Her experience of giving birth in hospital also demonstrated to her that the 8th needs to go. After a bad experience with her first birth, she didn’t want to have an epidural.

For her second baby, she was in early labour and in no distress but went to the hospital early because:

the excitement was like waiting to see a friend at the train station. You get there early in case they arrive early too!

She arrived and asked for no intervention, but the nurse arrived with a drip for IV. She begged, ‘no, please don’t do this’, but was told

‘this could go on for days and days, do you want your baby to die?’  I put my hands up and I surrendered. Birth is about being a lover, not a fighter… I thought of my already born daughter to get me through the experience.

Her third and fourth babies she had in her own living room.

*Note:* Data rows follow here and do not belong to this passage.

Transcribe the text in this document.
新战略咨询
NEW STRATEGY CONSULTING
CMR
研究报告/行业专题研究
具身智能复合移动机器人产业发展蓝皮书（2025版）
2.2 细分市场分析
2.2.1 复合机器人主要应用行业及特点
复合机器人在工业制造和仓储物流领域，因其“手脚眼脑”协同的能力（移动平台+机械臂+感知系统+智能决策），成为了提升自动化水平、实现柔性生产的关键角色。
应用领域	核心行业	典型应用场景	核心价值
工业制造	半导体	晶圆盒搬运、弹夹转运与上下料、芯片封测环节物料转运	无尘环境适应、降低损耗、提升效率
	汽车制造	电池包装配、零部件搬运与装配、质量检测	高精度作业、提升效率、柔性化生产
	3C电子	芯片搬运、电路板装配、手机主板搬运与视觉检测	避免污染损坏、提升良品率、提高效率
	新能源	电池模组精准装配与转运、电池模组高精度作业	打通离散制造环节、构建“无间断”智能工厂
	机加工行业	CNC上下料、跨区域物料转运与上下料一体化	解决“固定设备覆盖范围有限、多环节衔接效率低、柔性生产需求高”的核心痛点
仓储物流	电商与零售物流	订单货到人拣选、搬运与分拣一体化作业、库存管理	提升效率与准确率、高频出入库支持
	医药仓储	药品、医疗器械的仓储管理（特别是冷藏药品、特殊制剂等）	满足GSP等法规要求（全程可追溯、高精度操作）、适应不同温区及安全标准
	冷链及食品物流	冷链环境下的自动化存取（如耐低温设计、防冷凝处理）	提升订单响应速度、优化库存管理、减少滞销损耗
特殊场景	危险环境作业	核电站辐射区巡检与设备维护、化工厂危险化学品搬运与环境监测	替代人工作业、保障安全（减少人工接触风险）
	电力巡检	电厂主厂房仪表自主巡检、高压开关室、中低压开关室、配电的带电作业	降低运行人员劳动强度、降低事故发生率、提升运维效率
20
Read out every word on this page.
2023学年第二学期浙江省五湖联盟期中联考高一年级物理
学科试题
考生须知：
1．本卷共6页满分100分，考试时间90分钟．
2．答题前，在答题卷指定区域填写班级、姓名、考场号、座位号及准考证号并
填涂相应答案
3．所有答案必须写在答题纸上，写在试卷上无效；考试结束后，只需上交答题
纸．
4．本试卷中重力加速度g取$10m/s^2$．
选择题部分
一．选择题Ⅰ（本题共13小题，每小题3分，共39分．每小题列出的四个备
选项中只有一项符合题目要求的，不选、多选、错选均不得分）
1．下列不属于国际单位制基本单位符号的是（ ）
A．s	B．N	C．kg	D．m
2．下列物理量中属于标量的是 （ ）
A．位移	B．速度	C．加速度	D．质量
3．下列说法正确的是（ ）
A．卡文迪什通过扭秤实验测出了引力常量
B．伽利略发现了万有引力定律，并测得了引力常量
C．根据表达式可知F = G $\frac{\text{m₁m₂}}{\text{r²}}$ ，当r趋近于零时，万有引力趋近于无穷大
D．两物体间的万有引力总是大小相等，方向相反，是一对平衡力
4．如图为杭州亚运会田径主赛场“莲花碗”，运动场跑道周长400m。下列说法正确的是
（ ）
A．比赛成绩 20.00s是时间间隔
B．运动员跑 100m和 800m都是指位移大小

Savita and other women have been treated so terribly in their pregnancies and labour experiences. Mairead thinks that repealing the 8th will still mean that there is heartbreak, but a woman “will be able to stay close to home and be surrounded by family and friends and not have to be with strangers for whatever care she needs… Not everyone will do it. But the option should be there”.

Since time immoral, women have been seeking an abortion. If we’re going to help women do that with some degree of compassion we need to repeal. If we had abortion here, I thin there would be less abortions because there’s less panic (for the women).

She thinks that this time around that the electorate won’t vote a certain way because they are told to, but are stronger and better able to make up their own minds.